Dalam Perjanjian Baru, Kristus dalam hidup dan sifat-sifat-Nya adalah teladan tertinggi kekudusan Allah. Dalam Dia keadaan kudus bahkan lebih daripada hanya tidak berdosa: itu adalah penyerahan-Nya yang seutuhnya kepada kehendak dan maksud Allah, dan untuk itu Yesus menguduskan diri-Nya sendiri (Yoh 17:19). Kekudusan Kristus adalah ukuran bagi sifat orang Kristen dan jaminannya, Sebab Ia yang menguduskan dan mereka yang dikuduskan, mereka semua berasal dari Satu (Ibr 2:11).[4] Jadi Yesus Krsitus adalah pancaran kekudusan Allah yang dapat kita terima. Tanpa dikuduskan oleh Kristus, kita tidak mungkin dapat menghampiri tahkata Allah yang kudus itu.

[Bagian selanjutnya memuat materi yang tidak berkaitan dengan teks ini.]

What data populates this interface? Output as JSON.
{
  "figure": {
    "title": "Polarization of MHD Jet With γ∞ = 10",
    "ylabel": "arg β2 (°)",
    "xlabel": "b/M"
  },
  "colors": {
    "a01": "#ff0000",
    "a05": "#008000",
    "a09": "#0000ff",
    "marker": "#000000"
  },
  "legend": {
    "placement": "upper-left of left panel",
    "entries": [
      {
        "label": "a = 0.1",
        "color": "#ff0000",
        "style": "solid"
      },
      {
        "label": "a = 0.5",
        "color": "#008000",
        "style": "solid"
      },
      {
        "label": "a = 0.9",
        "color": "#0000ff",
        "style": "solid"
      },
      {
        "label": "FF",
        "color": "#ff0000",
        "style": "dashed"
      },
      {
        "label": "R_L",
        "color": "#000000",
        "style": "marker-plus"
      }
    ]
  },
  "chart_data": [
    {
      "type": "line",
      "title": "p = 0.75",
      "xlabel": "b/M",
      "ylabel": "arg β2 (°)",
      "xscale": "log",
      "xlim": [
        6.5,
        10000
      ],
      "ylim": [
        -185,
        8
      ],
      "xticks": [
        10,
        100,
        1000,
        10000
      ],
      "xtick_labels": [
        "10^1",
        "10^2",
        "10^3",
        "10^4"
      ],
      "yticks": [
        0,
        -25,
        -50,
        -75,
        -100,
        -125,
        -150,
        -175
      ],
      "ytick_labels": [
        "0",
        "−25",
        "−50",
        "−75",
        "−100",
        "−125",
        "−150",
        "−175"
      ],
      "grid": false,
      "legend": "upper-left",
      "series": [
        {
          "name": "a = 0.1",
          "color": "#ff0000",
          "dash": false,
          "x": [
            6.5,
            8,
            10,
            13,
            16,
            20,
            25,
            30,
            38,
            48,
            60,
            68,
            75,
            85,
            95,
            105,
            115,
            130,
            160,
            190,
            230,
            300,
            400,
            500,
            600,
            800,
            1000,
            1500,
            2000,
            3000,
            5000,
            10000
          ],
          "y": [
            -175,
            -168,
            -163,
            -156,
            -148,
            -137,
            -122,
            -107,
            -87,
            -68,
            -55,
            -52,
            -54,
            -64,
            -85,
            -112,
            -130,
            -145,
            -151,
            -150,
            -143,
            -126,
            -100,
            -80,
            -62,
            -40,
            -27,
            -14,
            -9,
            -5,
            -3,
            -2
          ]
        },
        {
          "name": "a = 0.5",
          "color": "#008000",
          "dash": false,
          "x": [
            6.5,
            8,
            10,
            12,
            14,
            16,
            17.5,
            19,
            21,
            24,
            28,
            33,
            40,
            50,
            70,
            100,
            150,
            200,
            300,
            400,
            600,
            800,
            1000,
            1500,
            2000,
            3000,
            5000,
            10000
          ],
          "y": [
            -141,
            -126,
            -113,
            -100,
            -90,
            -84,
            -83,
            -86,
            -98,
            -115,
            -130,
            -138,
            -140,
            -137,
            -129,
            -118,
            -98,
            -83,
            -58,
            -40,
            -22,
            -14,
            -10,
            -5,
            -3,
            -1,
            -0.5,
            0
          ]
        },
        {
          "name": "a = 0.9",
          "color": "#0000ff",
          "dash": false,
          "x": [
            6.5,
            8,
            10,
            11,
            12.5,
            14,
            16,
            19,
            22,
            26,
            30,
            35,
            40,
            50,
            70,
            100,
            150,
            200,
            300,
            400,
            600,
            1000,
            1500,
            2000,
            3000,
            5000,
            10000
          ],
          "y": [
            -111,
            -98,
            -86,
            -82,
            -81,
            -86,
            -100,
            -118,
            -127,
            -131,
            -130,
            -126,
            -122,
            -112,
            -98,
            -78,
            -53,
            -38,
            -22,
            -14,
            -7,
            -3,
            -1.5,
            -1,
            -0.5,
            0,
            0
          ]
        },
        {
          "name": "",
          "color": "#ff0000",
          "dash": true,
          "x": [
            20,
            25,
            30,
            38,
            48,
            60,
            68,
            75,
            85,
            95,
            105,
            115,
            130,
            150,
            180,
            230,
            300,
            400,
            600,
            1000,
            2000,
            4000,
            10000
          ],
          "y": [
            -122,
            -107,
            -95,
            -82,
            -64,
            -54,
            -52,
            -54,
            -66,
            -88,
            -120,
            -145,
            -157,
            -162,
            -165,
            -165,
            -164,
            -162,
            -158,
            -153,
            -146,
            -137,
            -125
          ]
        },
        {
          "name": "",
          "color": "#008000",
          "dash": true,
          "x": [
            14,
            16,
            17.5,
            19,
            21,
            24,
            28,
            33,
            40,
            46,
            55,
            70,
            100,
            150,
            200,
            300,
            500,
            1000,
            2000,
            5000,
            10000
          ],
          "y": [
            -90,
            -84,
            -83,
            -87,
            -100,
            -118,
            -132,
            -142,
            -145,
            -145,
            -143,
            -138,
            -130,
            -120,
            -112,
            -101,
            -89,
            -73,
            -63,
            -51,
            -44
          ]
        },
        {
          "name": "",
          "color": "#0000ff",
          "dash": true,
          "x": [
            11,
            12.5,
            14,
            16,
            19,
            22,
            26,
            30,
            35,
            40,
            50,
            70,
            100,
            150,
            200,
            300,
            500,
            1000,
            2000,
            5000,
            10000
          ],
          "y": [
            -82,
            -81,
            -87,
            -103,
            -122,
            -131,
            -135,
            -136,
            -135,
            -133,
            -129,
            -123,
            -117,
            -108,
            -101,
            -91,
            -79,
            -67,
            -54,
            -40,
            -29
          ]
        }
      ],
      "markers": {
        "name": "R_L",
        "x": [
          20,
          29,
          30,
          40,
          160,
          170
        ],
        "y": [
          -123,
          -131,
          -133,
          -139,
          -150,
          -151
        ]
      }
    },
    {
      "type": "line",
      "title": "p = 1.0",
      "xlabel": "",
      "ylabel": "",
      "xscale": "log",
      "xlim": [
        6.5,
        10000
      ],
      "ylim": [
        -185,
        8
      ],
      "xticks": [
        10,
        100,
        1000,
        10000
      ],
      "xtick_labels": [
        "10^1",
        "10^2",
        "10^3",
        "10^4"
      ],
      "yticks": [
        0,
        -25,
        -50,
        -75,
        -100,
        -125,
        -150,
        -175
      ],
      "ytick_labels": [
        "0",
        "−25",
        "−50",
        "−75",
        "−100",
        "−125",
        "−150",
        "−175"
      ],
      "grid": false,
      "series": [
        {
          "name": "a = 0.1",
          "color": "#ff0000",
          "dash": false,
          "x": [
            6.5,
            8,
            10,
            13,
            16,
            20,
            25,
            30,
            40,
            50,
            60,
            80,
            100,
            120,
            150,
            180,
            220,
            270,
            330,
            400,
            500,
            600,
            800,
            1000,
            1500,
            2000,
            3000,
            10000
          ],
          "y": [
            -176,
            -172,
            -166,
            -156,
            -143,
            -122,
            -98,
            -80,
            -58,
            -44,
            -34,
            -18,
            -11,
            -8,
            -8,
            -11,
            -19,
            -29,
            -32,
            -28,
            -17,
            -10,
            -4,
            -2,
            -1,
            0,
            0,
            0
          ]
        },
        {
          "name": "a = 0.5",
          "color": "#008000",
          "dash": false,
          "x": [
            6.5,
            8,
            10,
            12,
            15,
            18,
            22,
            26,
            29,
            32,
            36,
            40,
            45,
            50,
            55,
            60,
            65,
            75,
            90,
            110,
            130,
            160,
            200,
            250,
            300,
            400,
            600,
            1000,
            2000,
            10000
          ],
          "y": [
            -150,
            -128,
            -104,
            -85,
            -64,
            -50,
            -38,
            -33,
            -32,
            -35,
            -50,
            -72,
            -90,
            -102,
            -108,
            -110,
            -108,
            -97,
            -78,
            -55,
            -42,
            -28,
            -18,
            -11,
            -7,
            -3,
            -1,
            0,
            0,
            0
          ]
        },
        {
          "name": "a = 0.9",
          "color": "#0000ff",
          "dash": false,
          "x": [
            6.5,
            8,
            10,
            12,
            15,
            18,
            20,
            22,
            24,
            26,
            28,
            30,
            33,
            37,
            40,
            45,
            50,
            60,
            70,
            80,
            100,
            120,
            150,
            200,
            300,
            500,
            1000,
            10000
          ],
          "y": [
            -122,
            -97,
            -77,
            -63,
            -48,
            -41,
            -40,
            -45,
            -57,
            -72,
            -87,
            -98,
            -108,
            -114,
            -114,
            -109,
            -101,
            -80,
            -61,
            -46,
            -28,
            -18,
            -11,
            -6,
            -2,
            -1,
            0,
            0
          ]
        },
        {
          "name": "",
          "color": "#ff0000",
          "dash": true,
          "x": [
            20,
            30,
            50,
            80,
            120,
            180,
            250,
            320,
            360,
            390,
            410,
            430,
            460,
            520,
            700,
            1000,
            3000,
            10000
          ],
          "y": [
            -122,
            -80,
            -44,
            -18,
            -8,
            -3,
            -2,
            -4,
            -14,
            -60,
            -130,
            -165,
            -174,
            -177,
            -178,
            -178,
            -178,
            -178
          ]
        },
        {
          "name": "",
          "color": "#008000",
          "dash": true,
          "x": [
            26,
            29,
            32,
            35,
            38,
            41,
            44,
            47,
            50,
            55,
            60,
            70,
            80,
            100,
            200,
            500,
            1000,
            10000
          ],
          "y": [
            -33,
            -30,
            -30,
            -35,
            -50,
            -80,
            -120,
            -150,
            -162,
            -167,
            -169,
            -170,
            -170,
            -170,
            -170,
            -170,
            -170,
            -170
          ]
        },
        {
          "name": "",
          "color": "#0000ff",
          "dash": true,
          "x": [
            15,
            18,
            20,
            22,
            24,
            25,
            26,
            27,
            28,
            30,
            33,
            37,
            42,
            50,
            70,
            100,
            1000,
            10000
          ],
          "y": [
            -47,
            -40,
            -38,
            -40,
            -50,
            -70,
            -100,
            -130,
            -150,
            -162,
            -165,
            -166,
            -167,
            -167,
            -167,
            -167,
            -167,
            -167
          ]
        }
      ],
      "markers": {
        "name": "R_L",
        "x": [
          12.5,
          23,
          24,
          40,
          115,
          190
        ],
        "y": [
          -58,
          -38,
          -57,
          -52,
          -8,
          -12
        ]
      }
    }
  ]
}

Rasul Paulus menyebut bahwa kita adalah bait Roh Kudus (1 Kor. 3:16,17; 6:19) karena Allah berdiam di dalam kita. Ini adalah suatu anugerah yang seharusnya membuat kita mengucap syukur tiada hentinya, karena Allah yang Mahakudus itu berdiam di dalam kita. Oleh karena itu, seperti nasihat Rasul Paulus, kita harus menjaga kehidupan kita sehingga tidak mencemarkannya. Kita harus senantiasa mengingat bahwa hidup kita harus dijaga seperti barang-barang kudus dalam Perjanjian Lama, yang dikhusukan untuk menyembah Allah.

Sungguh, Allah adalah kudus, dan kita sebagai umat-Nya harus memandang-Nya dengan penuh rasa hormat dan pemujaan sembari kita menjalankan kehidupan keseharian kita. Demikian juga dalam kebaktian-kebaktian yang kita ikuti, kita harus menghadap Tuhan dengan penuh rasa hormat. Seseorang yang datang beribadah dalam sebuah kebaktian, tidak boleh meremehkan kehadirat Allah, karena Allah adalah Kudus. Seseorang yang datang beribadah harus mempunyai konsep sebagai hamba yang datang ke hadapan Tuhan. Dengan demikian ia harus benar-benar menunjukkan sikap hormat sebagaimana layaknya diberikan kepada tuan, apalagi sebagai Tuhan dan Allah kita. Allah harus ditaati karena ia Kudus dan dahsyat.

 

 

2.      Kekudusan Umat Allah

Allah adalah kudus, maka umat yang menyembah-Nya pun harus kudus. Hidup dalam kekudusan merupakan syarat mutlak bagi setiap orang yang datang menghadap Allah. Allah tidak boleh dipermainkan dengan kecemaran dalam kehidupan dan penyembahan umat-Nya. Allah sungguh-sungguh murka terhadap orang yang mencemari kekudusan-Nya dengan perbuatan yang tidak benar. Maka dalam Perjanjian Lama, Allah memberitahukan cara yang benar untuk dapat bertahan di hadirat-Nya yaitu dengan mengadakan korban-korban terlebih dahulu.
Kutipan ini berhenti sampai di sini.